Feti Yıldız'ın Açıklamaları

Feti Yıldız, 'Öcalan'ın bundan faydalanmasının bir tane şartı vardır. Kendi ihtiyaçlarını karşılayamayacak durumda hasta olduğuna dair Adli Tıp raporu lazım. O varsa Ahmet de olur Mehmet de olur' diyerek, hasta mahkumlar konusundaki tutumunu net bir şekilde ifade etti. Yıldız, genel af iddialarını ise 'Genel affın şartları yok Türkiye'de' diyerek reddetti.

Bu açıklamalar, siyasi arenada tartışmalara yol açtı. MHP'nin tutumu, Öcalan'ın durumu ile ilgili belirsizlikleri artırdı. Yıldız'ın sözleri, kamuoyunda infaz düzenlemeleri ve hasta mahkumlar konusundaki hassasiyetleri yeniden gündeme getirdi.

AK Parti'den Gelen Tepkiler

Geçtiğimiz günlerde TBMM AK Parti Grup Başkanı Abdullah Güler, bu tartışmalara yönelik dikkat çeken bir açıklama yaptı. Güler, 'Bu olaylara şartlı, birbirine bağlantılı, 'O olmazsa hiçbir şey olmaz' gibi bir süreçle yaklaşmayı ben doğru bulmam' dedi. Güler, af konusunun şu anda gündemlerinde olmadığını belirtti.

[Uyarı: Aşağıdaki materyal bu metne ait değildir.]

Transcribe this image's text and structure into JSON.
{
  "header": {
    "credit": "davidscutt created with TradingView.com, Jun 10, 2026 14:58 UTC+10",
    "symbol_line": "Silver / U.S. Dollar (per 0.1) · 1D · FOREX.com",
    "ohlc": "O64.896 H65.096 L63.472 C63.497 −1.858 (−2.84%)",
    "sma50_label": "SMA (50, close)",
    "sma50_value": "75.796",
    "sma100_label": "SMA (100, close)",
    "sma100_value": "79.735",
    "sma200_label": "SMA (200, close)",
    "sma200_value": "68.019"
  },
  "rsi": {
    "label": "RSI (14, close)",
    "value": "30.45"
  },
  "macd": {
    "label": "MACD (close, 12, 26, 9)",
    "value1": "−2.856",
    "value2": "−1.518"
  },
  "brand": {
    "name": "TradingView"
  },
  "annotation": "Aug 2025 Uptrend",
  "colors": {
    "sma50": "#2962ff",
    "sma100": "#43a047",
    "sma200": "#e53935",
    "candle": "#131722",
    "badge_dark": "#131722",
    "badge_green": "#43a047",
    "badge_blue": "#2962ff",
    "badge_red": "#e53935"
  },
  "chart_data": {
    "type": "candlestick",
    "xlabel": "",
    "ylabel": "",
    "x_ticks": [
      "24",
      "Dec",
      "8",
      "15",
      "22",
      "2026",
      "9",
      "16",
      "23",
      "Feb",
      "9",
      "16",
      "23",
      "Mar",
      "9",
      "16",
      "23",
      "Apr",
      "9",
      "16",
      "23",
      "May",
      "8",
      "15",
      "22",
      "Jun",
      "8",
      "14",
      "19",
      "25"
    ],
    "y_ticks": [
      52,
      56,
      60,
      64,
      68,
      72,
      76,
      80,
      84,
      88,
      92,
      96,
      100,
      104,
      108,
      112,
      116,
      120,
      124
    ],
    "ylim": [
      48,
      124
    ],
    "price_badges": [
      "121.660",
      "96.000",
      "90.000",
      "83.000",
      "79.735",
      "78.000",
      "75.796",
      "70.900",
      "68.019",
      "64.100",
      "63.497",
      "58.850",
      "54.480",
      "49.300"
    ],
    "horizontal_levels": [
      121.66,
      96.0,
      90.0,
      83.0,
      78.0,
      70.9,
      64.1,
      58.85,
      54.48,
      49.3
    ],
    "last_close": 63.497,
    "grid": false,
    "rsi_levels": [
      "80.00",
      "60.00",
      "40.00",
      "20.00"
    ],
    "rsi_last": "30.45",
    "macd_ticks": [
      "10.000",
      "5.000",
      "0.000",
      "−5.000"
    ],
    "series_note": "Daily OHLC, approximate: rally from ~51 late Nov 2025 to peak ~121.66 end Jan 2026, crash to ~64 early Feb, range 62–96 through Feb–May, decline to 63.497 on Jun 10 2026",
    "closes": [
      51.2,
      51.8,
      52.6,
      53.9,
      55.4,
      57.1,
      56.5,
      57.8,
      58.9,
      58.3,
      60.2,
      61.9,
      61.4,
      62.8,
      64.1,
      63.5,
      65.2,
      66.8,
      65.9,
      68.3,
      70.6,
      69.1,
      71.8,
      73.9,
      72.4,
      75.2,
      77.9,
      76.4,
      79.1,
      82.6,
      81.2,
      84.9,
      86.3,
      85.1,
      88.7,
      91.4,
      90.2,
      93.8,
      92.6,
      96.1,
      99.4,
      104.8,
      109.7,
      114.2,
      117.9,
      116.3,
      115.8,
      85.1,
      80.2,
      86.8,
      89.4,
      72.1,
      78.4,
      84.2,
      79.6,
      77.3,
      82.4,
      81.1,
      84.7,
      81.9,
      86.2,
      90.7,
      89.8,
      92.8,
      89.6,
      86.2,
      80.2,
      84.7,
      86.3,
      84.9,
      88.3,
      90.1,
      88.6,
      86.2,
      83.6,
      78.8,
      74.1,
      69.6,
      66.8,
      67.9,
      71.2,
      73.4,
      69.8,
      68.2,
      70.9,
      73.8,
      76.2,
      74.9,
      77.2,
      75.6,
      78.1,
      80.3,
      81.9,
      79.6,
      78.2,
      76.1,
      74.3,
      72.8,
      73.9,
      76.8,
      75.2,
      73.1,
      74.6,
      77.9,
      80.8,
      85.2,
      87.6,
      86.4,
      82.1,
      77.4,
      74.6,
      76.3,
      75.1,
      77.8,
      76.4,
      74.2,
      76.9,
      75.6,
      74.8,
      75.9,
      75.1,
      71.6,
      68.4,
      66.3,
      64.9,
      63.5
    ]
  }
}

Güler, mevcut ceza infaz yasası çerçevesinde hasta mahkumların durumunu değerlendirdi. 'Zaten ceza infaz yasamızda bizim kendi hayati konumunu sürdüremeyecek derecede, bireysel çalışmalarını, bireysel insani davranışlarını yapamayacak derecede hasta, yatalak, bakıma muhtaç hale gelmiş mahkumların sonuçları itibarı ile belli bir yaştan sonra Cumhurbaşkanımızın zaten yetkisi içerisinde olan bazı hususlar var' ifadelerini kullandı.

Toplumsal Barış ve Ceza İnfaz Düzenlemeleri

Güler, infaz düzenlemelerinin suç ayrımı yapmadan uygulanması gerektiğini vurguladı. 'Siz kişinin işlediği suça bakarak infaz düzenlemesinin şeklini belirlemiyorsunuz' diyerek, terör suçlusu ile adi suçlusu arasında ayrım yapılmaması gerektiğini belirtti. Bu durum, toplumsal barışın sağlanması açısından önem taşıyor.

Sonuç olarak, siyasi partilerin açıklamaları, Abdullah Öcalan'ın durumu ve tahliye iddiaları etrafında yoğunlaşan tartışmaları derinleştiriyor. Güler'in sözleri, infaz düzenlemeleri ve hasta mahkumlar konusundaki hassasiyetleri yeniden gündeme getiriyor. Siyasi arenada bu konuların nasıl şekilleneceği merakla bekleniyor.